As a consequence of this study, several modifications to improve compliance and fidelity have now been implemented in the protocol for the main trial. As well as process evaluation, HT feedback highlighted potential barriers to fidelity of the intervention and informed protocol modifications for the RCT. Flexibility has been increased regarding the timing and delivery of the sessions, and goal setting can be undertaken by telephone or email. It is recommended that women should receive at least 5/8 sessions. The two extra visits required for objective assessment of PA and accurate evaluation of diet have been omitted in all but two sites (as planned) and dietary assessment reduced to a validated FFQ. The RPAQ includes domestic and childcare activities, considered appropriate for pregnant women [68], but following feedback has been replaced by the shorter and more relevant IPAQ [69]. Maintenance of dietary and PA behaviour change in the participant and her family is being formally evaluated at 6 months and 3 years postpartum. To minimise loss to follow-up and attendance at these appointments, strategies which have been put in place include regular newsletters and sending greetings cards on special occasions such as the child’s birthday.
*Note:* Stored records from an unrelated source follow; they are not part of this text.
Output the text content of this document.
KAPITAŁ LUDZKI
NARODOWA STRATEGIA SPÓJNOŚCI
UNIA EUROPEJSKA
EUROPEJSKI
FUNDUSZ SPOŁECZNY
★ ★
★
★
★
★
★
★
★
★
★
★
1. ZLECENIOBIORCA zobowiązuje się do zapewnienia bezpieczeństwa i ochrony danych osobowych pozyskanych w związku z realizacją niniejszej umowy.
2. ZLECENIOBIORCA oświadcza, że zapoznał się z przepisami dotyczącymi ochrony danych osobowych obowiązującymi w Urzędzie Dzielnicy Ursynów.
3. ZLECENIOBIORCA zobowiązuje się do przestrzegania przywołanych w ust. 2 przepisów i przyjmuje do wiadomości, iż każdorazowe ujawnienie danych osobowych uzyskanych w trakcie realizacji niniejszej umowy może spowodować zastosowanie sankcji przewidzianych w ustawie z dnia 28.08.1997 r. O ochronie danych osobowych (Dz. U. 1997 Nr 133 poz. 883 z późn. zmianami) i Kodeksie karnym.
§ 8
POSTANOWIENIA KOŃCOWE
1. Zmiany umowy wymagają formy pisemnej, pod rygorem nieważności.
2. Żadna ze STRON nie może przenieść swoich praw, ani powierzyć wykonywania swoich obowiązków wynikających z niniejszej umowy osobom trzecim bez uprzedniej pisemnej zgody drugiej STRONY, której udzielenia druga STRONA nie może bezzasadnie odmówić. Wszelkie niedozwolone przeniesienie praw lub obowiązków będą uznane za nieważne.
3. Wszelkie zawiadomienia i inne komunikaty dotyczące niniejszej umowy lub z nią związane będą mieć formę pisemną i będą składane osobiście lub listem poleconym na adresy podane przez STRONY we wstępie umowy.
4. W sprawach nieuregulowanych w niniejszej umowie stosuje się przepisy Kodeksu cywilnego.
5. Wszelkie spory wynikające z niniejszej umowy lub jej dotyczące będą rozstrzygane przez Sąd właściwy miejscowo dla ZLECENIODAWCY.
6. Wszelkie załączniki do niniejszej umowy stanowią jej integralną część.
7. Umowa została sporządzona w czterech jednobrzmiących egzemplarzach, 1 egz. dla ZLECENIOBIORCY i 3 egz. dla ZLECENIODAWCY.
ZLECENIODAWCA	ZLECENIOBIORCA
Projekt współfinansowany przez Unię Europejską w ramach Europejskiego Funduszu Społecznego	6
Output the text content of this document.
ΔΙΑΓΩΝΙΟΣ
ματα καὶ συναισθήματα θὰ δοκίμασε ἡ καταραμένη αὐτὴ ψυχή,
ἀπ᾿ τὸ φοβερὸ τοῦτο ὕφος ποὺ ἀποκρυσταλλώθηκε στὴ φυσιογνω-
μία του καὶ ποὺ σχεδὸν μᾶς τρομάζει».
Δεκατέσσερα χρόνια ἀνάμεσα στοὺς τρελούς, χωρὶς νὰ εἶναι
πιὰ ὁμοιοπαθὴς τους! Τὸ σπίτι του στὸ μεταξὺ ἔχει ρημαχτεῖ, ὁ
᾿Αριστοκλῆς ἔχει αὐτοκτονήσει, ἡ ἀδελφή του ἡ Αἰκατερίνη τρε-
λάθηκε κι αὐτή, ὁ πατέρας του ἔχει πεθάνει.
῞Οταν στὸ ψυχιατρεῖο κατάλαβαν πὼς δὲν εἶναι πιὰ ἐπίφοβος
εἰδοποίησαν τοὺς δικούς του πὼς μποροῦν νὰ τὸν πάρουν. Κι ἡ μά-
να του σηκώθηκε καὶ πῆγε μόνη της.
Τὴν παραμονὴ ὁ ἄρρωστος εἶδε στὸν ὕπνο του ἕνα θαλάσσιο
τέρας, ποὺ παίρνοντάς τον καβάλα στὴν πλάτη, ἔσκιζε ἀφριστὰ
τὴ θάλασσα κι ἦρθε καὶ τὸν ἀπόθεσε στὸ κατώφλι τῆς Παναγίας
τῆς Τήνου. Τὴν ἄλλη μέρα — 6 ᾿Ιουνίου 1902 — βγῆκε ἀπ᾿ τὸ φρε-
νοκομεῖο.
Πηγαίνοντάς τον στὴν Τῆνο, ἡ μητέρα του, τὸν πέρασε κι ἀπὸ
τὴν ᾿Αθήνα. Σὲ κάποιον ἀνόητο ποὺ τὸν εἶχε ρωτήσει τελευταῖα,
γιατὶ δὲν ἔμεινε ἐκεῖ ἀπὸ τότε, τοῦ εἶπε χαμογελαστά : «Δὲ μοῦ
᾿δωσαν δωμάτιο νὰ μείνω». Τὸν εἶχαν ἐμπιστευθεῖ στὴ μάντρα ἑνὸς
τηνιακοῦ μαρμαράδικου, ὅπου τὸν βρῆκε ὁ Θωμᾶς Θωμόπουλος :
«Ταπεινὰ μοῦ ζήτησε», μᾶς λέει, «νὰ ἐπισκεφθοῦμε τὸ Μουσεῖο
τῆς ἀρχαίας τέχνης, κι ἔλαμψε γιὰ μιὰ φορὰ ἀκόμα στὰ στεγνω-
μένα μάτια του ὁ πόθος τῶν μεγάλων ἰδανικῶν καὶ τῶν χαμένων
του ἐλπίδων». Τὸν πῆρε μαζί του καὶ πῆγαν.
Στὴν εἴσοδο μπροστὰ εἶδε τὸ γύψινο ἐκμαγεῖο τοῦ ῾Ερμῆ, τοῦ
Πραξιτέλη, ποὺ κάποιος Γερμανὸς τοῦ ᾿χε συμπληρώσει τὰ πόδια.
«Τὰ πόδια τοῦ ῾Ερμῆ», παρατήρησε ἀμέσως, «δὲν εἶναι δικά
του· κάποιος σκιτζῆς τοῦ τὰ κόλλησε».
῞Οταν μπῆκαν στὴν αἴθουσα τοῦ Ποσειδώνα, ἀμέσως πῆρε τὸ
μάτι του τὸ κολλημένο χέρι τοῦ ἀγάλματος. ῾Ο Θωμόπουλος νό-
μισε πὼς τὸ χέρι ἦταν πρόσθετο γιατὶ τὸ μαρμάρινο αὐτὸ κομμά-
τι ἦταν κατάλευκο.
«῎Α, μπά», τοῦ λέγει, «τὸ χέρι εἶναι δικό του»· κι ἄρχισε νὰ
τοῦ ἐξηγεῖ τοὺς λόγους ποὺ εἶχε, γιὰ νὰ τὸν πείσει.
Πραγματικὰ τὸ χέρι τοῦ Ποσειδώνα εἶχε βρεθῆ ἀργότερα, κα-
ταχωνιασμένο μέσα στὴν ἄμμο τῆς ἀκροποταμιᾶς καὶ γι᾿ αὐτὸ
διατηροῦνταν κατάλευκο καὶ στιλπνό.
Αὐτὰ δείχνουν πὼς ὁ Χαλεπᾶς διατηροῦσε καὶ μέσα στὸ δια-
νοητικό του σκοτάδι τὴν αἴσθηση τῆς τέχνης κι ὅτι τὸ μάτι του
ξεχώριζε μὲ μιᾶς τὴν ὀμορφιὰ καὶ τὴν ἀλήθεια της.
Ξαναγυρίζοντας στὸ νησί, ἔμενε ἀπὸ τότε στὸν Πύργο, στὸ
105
Assumptions should not be made that interventions in obese pregnant women necessarily change behaviour. We recommend that a pilot trial such as that described here, which has demonstrated evidence for anticipated change in behaviour, is a necessary prelude to any RCT of a complex intervention of diet and physical activity designed to improve pregnancy outcome in obese women. Without prior evidence for change in behaviour in the anticipated direction, pursuit of a large and costly trial would be futile. Similarly, we have demonstrated the value of early process evaluation, which can lead to important refinements in protocol to improve feasibility and compliance in the definitive trial.